CHICAGO, USA - Fifty years after Honda got its US start selling motorcycles off the back of a pickup truck, the Japanese automaker is one of the most popular and top-rated car companies in the United States.
"The meticulous way they've grown and focused this company over the 50-year period is certainly something to marvel at," said Jeff Schuster, an analyst with JD Power.
Just 11 years after its founding as a motorcycle company, Honda launched its first overseas subsidiary in the United States on June 11, 1959.
The Japanese government limited Honda's investment to 250,000 dollars, of which only half could be taken out of the country as cash, because it was convinced the effort would fail.

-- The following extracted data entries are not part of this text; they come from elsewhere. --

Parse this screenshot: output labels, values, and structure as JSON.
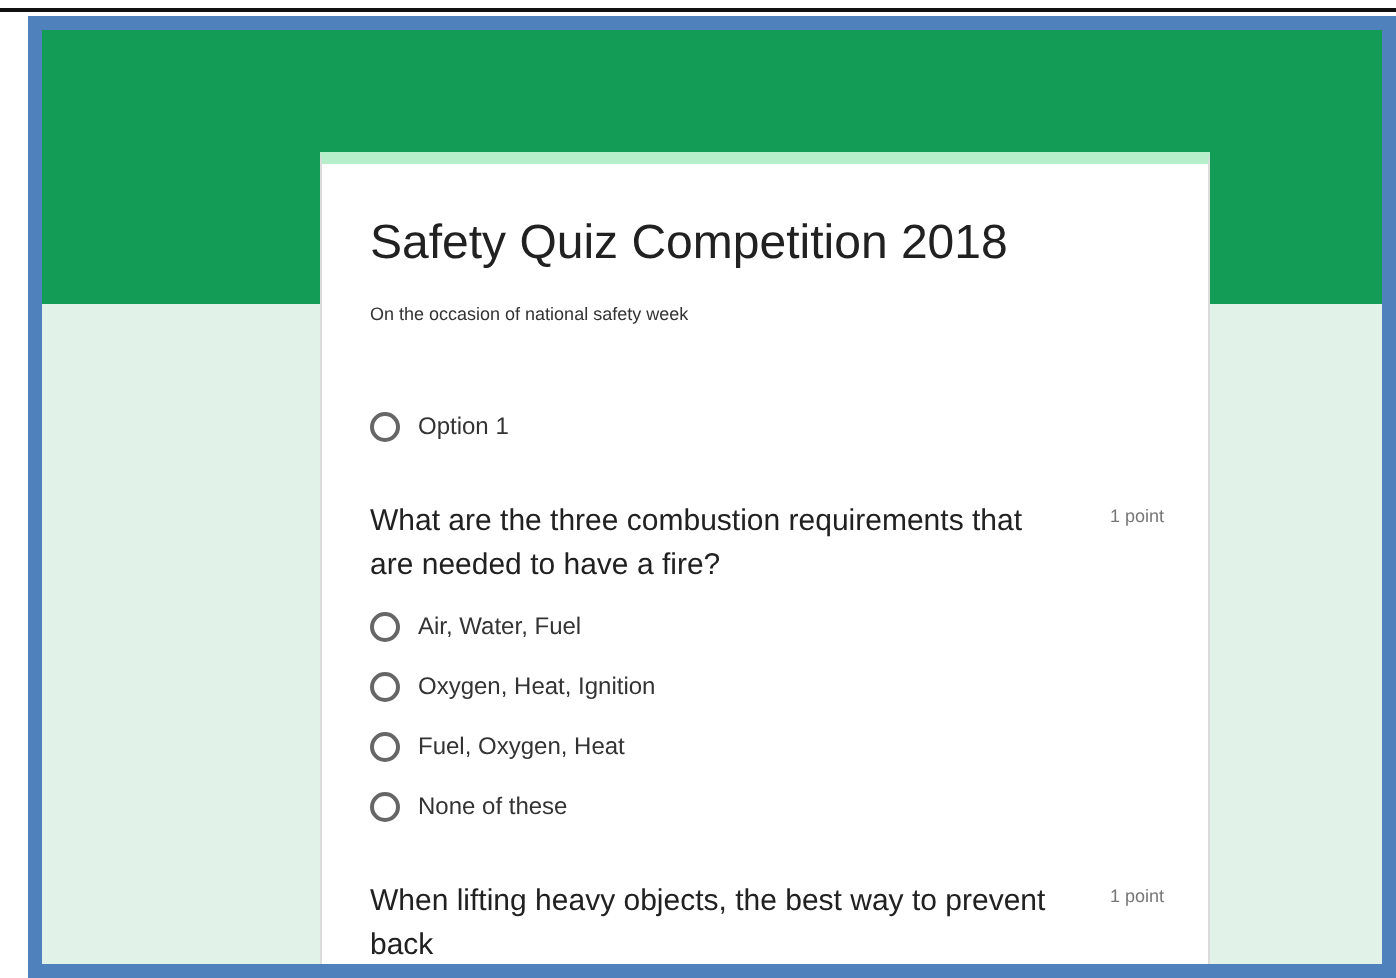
{
  "form": {
    "title": "Safety Quiz Competition 2018",
    "description": "On the occasion of national safety week"
  },
  "questions": [
    {
      "options": [
        {
          "label": "Option 1",
          "selected": false
        }
      ]
    },
    {
      "title": "What are the three combustion requirements that are needed to have a fire?",
      "points": "1 point",
      "options": [
        {
          "label": "Air, Water, Fuel",
          "selected": false
        },
        {
          "label": "Oxygen, Heat, Ignition",
          "selected": false
        },
        {
          "label": "Fuel, Oxygen, Heat",
          "selected": false
        },
        {
          "label": "None of these",
          "selected": false
        }
      ]
    },
    {
      "title": "When lifting heavy objects, the best way to prevent back",
      "points": "1 point"
    }
  ]
}
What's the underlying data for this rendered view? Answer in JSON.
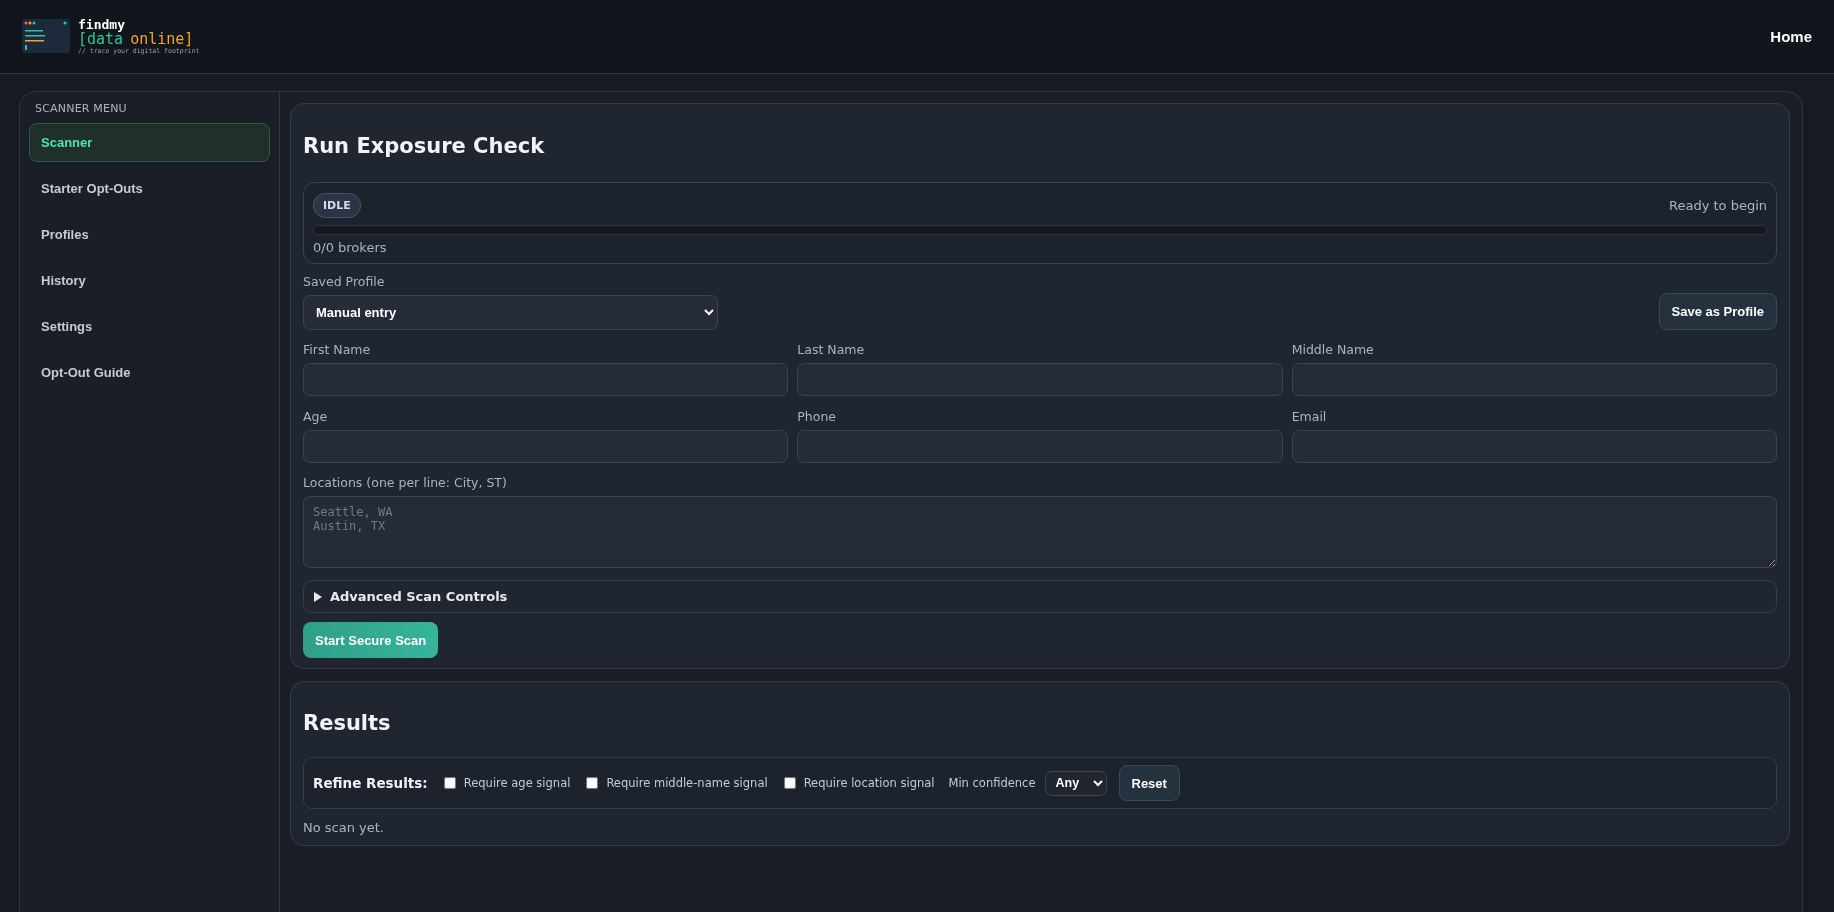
{
  "header": {
    "logo": {
      "name": "findmy",
      "wordmark_parts": [
        {
          "text": "[data",
          "color": "#2ec4a0"
        },
        {
          "text": "online]",
          "color": "#f5a524"
        }
      ],
      "tagline": "// trace your digital footprint"
    },
    "nav": [
      {
        "label": "Home"
      }
    ]
  },
  "sidebar": {
    "title": "SCANNER MENU",
    "items": [
      {
        "label": "Scanner",
        "selected": true
      },
      {
        "label": "Starter Opt-Outs",
        "selected": false
      },
      {
        "label": "Profiles",
        "selected": false
      },
      {
        "label": "History",
        "selected": false
      },
      {
        "label": "Settings",
        "selected": false
      },
      {
        "label": "Opt-Out Guide",
        "selected": false
      }
    ]
  },
  "scan_card": {
    "title": "Run Exposure Check",
    "status": {
      "badge": "IDLE",
      "message": "Ready to begin",
      "level": 0,
      "count": "0/0 brokers"
    },
    "saved_profile": {
      "label": "Saved Profile",
      "value": "Manual entry"
    },
    "save_button": "Save as Profile",
    "fields": [
      {
        "label": "First Name"
      },
      {
        "label": "Last Name"
      },
      {
        "label": "Middle Name"
      },
      {
        "label": "Age"
      },
      {
        "label": "Phone"
      },
      {
        "label": "Email"
      }
    ],
    "locations": {
      "label": "Locations (one per line: City, ST)",
      "placeholder": "Seattle, WA\nAustin, TX"
    },
    "advanced": {
      "label": "Advanced Scan Controls",
      "expanded": false
    },
    "start_button": "Start Secure Scan"
  },
  "results": {
    "title": "Results",
    "refine_label": "Refine Results:",
    "filters": [
      {
        "label": "Require age signal",
        "checked": false
      },
      {
        "label": "Require middle-name signal",
        "checked": false
      },
      {
        "label": "Require location signal",
        "checked": false
      }
    ],
    "min_confidence": {
      "label": "Min confidence",
      "value": "Any"
    },
    "reset_button": "Reset",
    "message": "No scan yet."
  }
}
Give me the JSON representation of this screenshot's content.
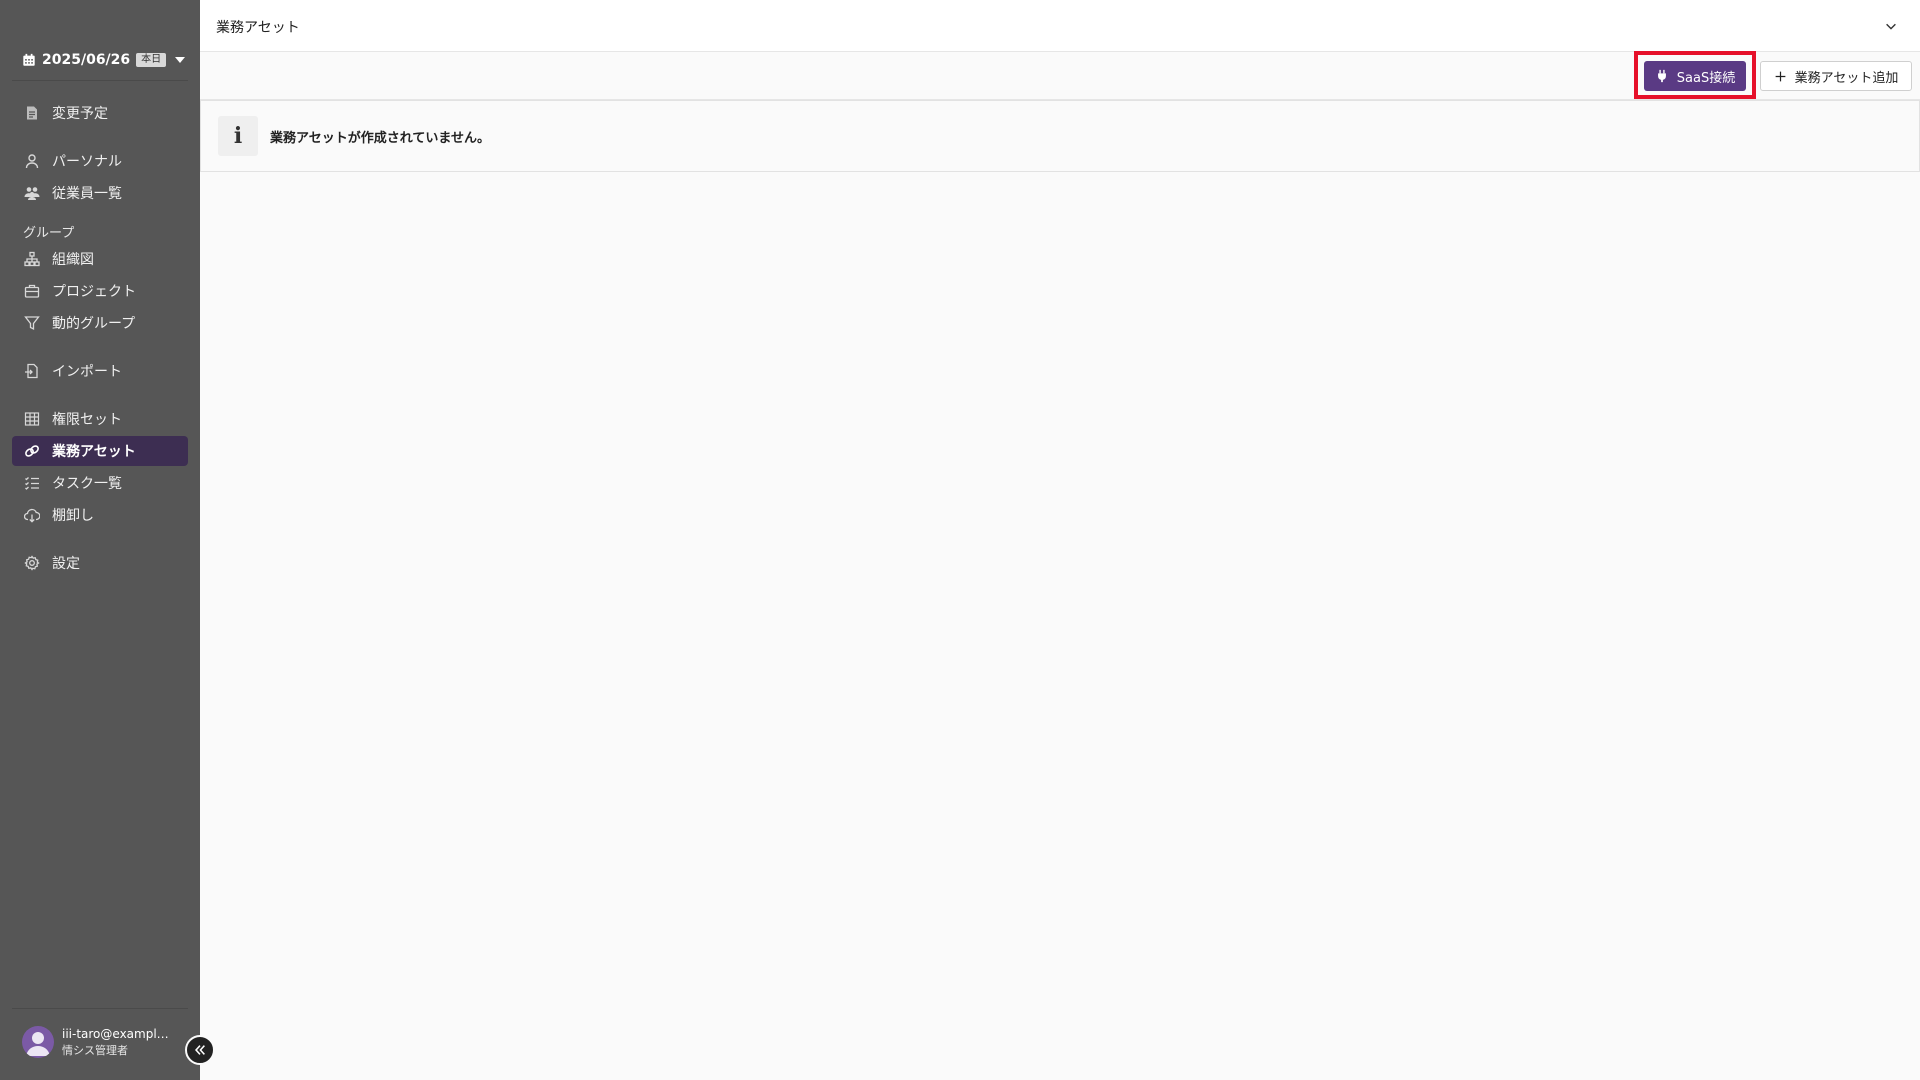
{
  "sidebar": {
    "date": "2025/06/26",
    "today_badge": "本日",
    "items": [
      {
        "label": "変更予定",
        "icon": "document-icon"
      },
      {
        "label": "パーソナル",
        "icon": "person-icon"
      },
      {
        "label": "従業員一覧",
        "icon": "people-icon"
      },
      {
        "label": "組織図",
        "icon": "org-chart-icon"
      },
      {
        "label": "プロジェクト",
        "icon": "briefcase-icon"
      },
      {
        "label": "動的グループ",
        "icon": "filter-icon"
      },
      {
        "label": "インポート",
        "icon": "import-icon"
      },
      {
        "label": "権限セット",
        "icon": "table-icon"
      },
      {
        "label": "業務アセット",
        "icon": "link-icon",
        "active": true
      },
      {
        "label": "タスク一覧",
        "icon": "checklist-icon"
      },
      {
        "label": "棚卸し",
        "icon": "cloud-download-icon"
      },
      {
        "label": "設定",
        "icon": "gear-icon"
      }
    ],
    "group_label": "グループ",
    "user": {
      "email": "iii-taro@example.com",
      "role": "情シス管理者"
    }
  },
  "header": {
    "title": "業務アセット"
  },
  "toolbar": {
    "saas_label": "SaaS接続",
    "add_label": "業務アセット追加"
  },
  "info": {
    "message": "業務アセットが作成されていません。"
  },
  "colors": {
    "sidebar_bg": "#565656",
    "active_item_bg": "#3d2e52",
    "primary_button": "#5a3a84",
    "highlight": "#e6102a"
  }
}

So Honda bought an old photo studio in Los Angeles as a base and sent its eight associates off in Chevy pickups to pitch their bikes to local hardware stores and motorcycle shops.
The bikes were a lot smaller than the massive "hogs" Americans were used to seeing growling down the road under the grip of tough guys in leather jackets.
But a massive advertising campaign with the slogan "you meet the nicest people on a Honda" helped reshape how Americans looked at motorcycles.
By 1968 Honda had sold a million of them, and had become the best-selling motorcycle in the country.
Honda entered the US car market a year later, selling a handful of its diminutive sedans in Hawaii before launching on the mainland in 1970.
Sales were initially weak, but Honda's fuel-efficient engines and low price tags proved far more popular when the oil crisis hit in 1973.
Honda became the first Asian automaker to set up production in the United States, with the first motorcycle rolling off an Ohio assembly line on September 10, 1979 and the first car built on November 1, 1982.
The plants were built at a painful time in US labor history and there were significant doubts as to whether quality standards could be maintained.
Those fears were soon proved to be baseless and in 1988 Honda began exporting the US-built Accord to Japan.
A year later, the Accord became the first foreign brand to be the best-selling car in the United States, a title it would hold for three consecutive years.
Honda's "strong engineering culture" has played a large part in their success, said Jeremy Anwyl, president of the automotive research firm Edmunds.com.
"They were able to meet some of the early fuel efficiency and emission standards without some of the inelegant solutions others found," he said in a telephone interview.
The focus on efficiency extended beyond their engines and influenced both their manufacturing operations - among the first plants to adopt flexible systems able to produce different vehicles on the same assembly line - and their management structure.
"They're able to make decisions really quickly and aren't encumbered by the bureaucracies other automakers have," Anwyl said.
While Honda was criticized for failing to capitalize on the massive trucks and sport utility vehicles trend in the 1990s, its focus on core products and smaller car-based crossover sport utility vehicles proved prescient when gas prices skyrocketed again.
That focus on efficiency allowed Honda to quickly adjust its production when auto sales crashed last fall, said John Mendel, Honda's vice president in charge of US sales.
"Honda really prospers in difficult times," Mendel told AFP.
"Customers go to safe harbors - they know with a Honda vehicle they're probably never going to have any problems with it, it's going to last a long time and the residual value is going to be high."
Honda's share of the US market rose to 10.8 percent of the US market in 2008 from 9.6 percent a year earlier even as sales fell eight percent to 1.6 million vehicles, according to Autodata.
And it is currently on pace to overtake Chrysler for the number four spot in the US market, just as Toyota overtook Ford for the second rank.
Honda now employs some 28,000 people in the United States, where it operates 10 manufacturing plants and 14 research and development facilities.